Complete step-by-step answer:
Now, as mentioned in the question, we have points as A(-2, 1), B(2, 3) and C(-2, -4).
We know that the slope of the line joining the points $A\left( {{x}_{1}},{{y}_{1}} \right)$ and $B\left( {{x}_{2}},{{y}_{2}} \right)$ is given by $m=\dfrac{{{y}_{2}}-{{y}_{1}}}{{{x}_{2}}-{{x}_{1}}}$.
In the first case, for AB, we have ${{x}_{1}}=-2,{{x}_{2}}=2,{{y}_{1}}=1$ and ${{y}_{2}}=3$
Hence, we have
${{m}_{1}}=\dfrac{3-1}{2-(-2)}=\dfrac{2}{4}=\dfrac{1}{2}$
Hence the slope of the line AB is$\dfrac{1}{2}$ .

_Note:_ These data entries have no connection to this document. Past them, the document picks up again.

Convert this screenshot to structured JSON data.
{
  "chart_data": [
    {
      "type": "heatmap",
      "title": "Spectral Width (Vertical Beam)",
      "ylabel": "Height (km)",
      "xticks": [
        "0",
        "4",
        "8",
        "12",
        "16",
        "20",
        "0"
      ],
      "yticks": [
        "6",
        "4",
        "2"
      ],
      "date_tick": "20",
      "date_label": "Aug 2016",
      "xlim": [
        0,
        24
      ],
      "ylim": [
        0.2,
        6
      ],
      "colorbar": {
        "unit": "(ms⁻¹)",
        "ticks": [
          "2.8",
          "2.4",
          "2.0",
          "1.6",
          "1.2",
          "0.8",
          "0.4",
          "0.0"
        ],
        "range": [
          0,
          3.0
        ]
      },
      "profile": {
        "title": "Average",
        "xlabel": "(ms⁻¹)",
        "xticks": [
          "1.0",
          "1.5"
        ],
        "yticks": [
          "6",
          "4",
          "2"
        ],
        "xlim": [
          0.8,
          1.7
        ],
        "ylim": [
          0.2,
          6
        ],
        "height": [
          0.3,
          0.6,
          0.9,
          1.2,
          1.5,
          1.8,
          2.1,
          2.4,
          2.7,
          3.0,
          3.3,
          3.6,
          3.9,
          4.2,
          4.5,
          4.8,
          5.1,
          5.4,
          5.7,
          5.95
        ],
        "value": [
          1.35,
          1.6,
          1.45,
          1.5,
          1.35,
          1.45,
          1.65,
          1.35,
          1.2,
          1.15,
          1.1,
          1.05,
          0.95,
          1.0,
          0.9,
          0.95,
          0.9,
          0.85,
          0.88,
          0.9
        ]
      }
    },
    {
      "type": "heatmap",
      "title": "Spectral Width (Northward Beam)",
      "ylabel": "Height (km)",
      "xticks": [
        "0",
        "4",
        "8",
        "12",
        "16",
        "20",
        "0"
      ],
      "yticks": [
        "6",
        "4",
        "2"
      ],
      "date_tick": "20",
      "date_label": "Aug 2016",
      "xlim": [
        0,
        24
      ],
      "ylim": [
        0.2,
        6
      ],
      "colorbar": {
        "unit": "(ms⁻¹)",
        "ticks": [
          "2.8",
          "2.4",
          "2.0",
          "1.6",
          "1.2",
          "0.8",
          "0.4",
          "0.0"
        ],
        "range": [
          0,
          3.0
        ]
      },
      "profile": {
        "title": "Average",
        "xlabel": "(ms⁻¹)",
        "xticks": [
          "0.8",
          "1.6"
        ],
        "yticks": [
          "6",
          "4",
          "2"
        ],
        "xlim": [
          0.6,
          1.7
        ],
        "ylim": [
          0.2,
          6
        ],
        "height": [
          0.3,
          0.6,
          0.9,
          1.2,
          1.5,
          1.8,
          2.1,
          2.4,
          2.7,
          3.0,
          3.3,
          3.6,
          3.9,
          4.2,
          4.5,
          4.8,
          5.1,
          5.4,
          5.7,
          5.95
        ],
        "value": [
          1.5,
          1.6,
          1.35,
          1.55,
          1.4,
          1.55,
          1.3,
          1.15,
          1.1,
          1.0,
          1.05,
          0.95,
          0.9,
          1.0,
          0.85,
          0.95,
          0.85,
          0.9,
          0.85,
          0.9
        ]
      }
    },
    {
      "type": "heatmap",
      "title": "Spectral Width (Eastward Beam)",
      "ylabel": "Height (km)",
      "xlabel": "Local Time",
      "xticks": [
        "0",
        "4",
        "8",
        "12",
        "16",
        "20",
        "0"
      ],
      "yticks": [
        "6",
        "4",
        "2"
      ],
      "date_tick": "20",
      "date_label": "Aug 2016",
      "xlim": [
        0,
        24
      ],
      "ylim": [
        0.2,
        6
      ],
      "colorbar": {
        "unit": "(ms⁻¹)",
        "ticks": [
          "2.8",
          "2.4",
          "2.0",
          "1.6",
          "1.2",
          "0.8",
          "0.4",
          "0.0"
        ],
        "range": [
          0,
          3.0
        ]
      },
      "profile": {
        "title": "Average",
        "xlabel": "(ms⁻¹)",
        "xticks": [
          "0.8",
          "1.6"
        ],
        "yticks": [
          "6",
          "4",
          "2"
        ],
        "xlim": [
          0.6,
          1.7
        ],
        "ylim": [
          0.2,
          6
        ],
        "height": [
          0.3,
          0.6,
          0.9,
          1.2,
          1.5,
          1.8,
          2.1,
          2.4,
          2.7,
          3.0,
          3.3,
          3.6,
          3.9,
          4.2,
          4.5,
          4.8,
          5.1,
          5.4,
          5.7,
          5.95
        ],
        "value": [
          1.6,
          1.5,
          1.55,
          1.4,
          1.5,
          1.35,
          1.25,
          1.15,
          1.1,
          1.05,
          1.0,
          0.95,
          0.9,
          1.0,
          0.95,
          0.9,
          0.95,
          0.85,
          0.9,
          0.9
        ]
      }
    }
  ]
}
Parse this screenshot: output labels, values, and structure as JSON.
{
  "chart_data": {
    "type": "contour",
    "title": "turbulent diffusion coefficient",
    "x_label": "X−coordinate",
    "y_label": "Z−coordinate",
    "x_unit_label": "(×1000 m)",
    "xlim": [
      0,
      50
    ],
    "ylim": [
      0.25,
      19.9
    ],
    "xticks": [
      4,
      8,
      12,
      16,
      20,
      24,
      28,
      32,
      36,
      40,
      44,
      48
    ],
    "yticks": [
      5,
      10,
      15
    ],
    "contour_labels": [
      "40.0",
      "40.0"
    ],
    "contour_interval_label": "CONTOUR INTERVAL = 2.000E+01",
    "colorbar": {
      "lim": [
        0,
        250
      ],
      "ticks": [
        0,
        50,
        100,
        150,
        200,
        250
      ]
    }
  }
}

In the second case, for BC, we have ${{x}_{1}}=-2,{{x}_{2}}=2,{{y}_{1}}=-4$ and ${{y}_{2}}=3$
Hence, we have
${{m}_{2}}=\dfrac{3-4}{2-(-2)}=\dfrac{-1}{4}$
Hence the slope of the line BC is $\dfrac{-1}{4}$.
Now, using the formula that is given in the hitn, we can find the angle between the two line AB and BC as follows
The formula to calculate the angle between two line having slopes as x and y is as follows
\[\theta ={{\tan }^{-1}}\left[ \left| \dfrac{x-y}{1-x\cdot y} \right| \right]\]
(Where \[\theta \] is the angle between the two lines with slopes as x and y)
Now, we can write as follows
\[\begin{align}
  & B={{\tan }^{-1}}\left[ \left| \dfrac{\dfrac{1}{2}-\dfrac{\left( -1 \right)}{4}}{1-\dfrac{1}{2}\cdot \dfrac{\left( -1 \right)}{4}} \right| \right] \\
 & B={{\tan }^{-1}}\left[ \left| \dfrac{\dfrac{3}{4}}{1+\dfrac{1}{8}} \right| \right] \\
 & B={{\tan }^{-1}}\left[ \left| \dfrac{\dfrac{3}{4}}{\dfrac{8+1}{8}} \right| \right] \\
 & B={{\tan }^{-1}}\left[ \left| \dfrac{2}{3} \right| \right] \\
 & \tan B=\dfrac{2}{3} \\
\end{align}\]
Hence, the result is proved.



Note: Another approach to the question is draw a triangle ABC then from that find the length of each side and use the cosine rule to find the angle B , Now once we have angle B we can manipulate the cosine to term to get the sine term as well , Now use tangent identity in terms of sine in cosine to get the required result.